Author of Polska, 1994 and co-author of Clear Out the Static in Your Attic: A Writer's Guide for Transforming Artifacts into Art, Isla writes fiction, nonfiction, and poetry. She holds an MFA in Creative Writing from Goddard College and BAs in Sociology and Political Science from the University of Washington. Isla makes her home in Seattle where she writes fiction, poetry, and book reviews and has served on the board of Seattle City of Literature and Hugo House. Recent poems can be found at antiBODY, Cascadia Rising, Hummingbird, {isacoustic*}, Lily Poetry, Minerva Rising, and Riddled with Arrows.

(Video) The War of Art Summary and Review


Art and Fear - Self Doubt and the Artist - Book Review? ›

Art & Fear explores the way art gets made, the reasons it often doesn't get made, and the nature of the difficulties that cause so many artists to give up along the way.

What is art and fear really addressing? ›

Art & Fear explores the way art gets made, the reasons it often doesn't get made, and the nature of the difficulties that cause so many artists to give up along the way.

When was art and fear written? ›

First published in 1994, Word-of-mouth response alone—now enhanced by internet posting—has placed it among the best-selling books on artmaking and creativity nationally.

Why do artists doubt themselves? ›

It's the fear that we don't have what it takes, and that our dreams will remain just that — dreams.

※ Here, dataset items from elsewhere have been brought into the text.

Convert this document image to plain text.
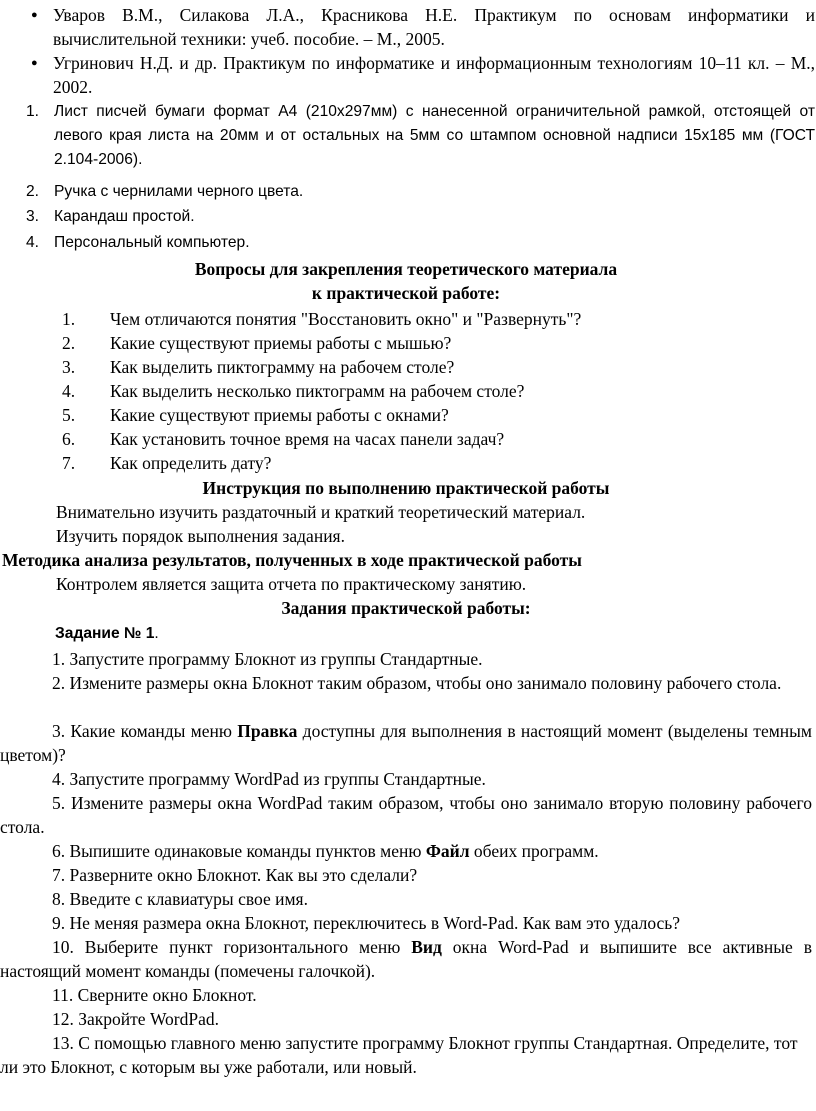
● Уваров В.М., Силакова Л.А., Красникова Н.Е. Практикум по основам информатики и вычислительной техники: учеб. пособие. – М., 2005.
● Угринович Н.Д. и др. Практикум по информатике и информационным технологиям 10–11 кл. – М., 2002.
1. Лист писчей бумаги формат А4 (210х297мм) с нанесенной ограничительной рамкой, отстоящей от левого края листа на 20мм и от остальных на 5мм со штампом основной надписи 15х185 мм (ГОСТ 2.104-2006).
2. Ручка с чернилами черного цвета.
3. Карандаш простой.
4. Персональный компьютер.
Вопросы для закрепления теоретического материала
к практической работе:
1. Чем отличаются понятия "Восстановить окно" и "Развернуть"?
2. Какие существуют приемы работы с мышью?
3. Как выделить пиктограмму на рабочем столе?
4. Как выделить несколько пиктограмм на рабочем столе?
5. Какие существуют приемы работы с окнами?
6. Как установить точное время на часах панели задач?
7. Как определить дату?
Инструкция по выполнению практической работы
Внимательно изучить раздаточный и краткий теоретический материал.
Изучить порядок выполнения задания.
Методика анализа результатов, полученных в ходе практической работы
Контролем является защита отчета по практическому занятию.
Задания практической работы:
Задание № 1.
1. Запустите программу Блокнот из группы Стандартные.
2. Измените размеры окна Блокнот таким образом, чтобы оно занимало половину рабочего стола.
3. Какие команды меню Правка доступны для выполнения в настоящий момент (выделены темным цветом)?
4. Запустите программу WordPad из группы Стандартные.
5. Измените размеры окна WordPad таким образом, чтобы оно занимало вторую половину рабочего стола.
6. Выпишите одинаковые команды пунктов меню Файл обеих программ.
7. Разверните окно Блокнот. Как вы это сделали?
8. Введите с клавиатуры свое имя.
9. Не меняя размера окна Блокнот, переключитесь в Word-Pad. Как вам это удалось?
10. Выберите пункт горизонтального меню Вид окна Word-Pad и выпишите все активные в настоящий момент команды (помечены галочкой).
11. Сверните окно Блокнот.
12. Закройте WordPad.
13. С помощью главного меню запустите программу Блокнот группы Стандартная. Определите, тот ли это Блокнот, с которым вы уже работали, или новый.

When our inner critic keeps telling us our work is not good enough, we struggle to embrace our identity as an artist. Let me tell you something. Most artists, at some point, feel self-doubt and question their calling.

How do you start an art review essay? ›

Art Review Composing Steps
  1. Write details you see inside the artwork in the beginning. ...
  2. Filter the ideas you caught then and what correlations you built. ...
  3. Explain these feelings in the next paragraph. ...
  4. Then, explain how the author arranged the work. ...
  5. Give the overall description of what you think is essential.
Aug 20, 2022

What is the central idea of fear? ›

Fear helps protect us. It makes us alert to danger and prepares us to deal with it. Feeling afraid is very natural — and helpful — in some situations. Fear can be like a warning, a signal that cautions us to be careful.

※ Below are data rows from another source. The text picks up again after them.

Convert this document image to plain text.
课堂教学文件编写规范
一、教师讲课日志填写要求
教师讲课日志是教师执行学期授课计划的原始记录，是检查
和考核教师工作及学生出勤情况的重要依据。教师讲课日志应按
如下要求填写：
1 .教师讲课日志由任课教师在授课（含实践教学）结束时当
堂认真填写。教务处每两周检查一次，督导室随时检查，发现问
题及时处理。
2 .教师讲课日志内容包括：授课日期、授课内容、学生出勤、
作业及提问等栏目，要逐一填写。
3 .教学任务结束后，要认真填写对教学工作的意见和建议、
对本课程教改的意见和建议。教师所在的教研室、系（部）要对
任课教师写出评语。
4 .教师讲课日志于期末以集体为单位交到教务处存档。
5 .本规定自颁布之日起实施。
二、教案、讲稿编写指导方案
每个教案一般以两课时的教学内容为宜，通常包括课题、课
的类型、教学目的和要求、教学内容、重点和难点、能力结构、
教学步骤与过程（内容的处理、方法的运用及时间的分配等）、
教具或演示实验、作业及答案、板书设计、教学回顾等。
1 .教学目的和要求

Why does art reduce anxiety? ›

The supposed mechanism is that during the process of creating an art work, one can experience a feeling of being 'in control,' which helps to counterbalance the overwhelming experience of anxiety (Van Gerven, 1996).

What is the fear of art called? ›

Artphobia has spread among humans long time ago and is still affecting a large percentage of a global population. Curing Artphobia is quite simple, yet most people suffer from it because it is not curable by contemporary medicine.

Which genre of painting was most valued by the Academy? ›

The Académie Royale de Peinture et de Sculpture was the first to establish a codified Hierarchy of Genres in 1669. Academy Secretary, Andre Felibien, had ranked history painting at the most scholarly and edifying genre followed, in diminishing rank, by portraiture, genre painting, landscapes, and still lifes.

When was the book The fear published? ›

What is Banksy trying to say in his art? ›

Banksy's work has disputed many political themes such as war, capitalism, consumerism and imperialism. The use of street art and graffiti allows Banksy to speak and comment more candidly, and to a wider audience.

What did Arthur Danto say about art? ›

After about 2005, Danto attempted to streamline his definition of art down to two principles: (i) art must have content or meaning and (ii) the art must embody that meaning in some appropriate manner.

What is the saying about art and reality? ›

Art is not a mirror held up to reality, but a hammer with which to shape it. The purpose of art is to lay bare the questions that have been concealed by the answers.

What does John Dewey say about art? ›

Art communicates moral purpose and education. Dewey believes moral purpose is justifiable, art conveying messages that stimulate reflection on purposeful lives. Dewey is a pragmatist whose attraction to art postulates it as a means to an end because he envisions the end as just and fair: democracy.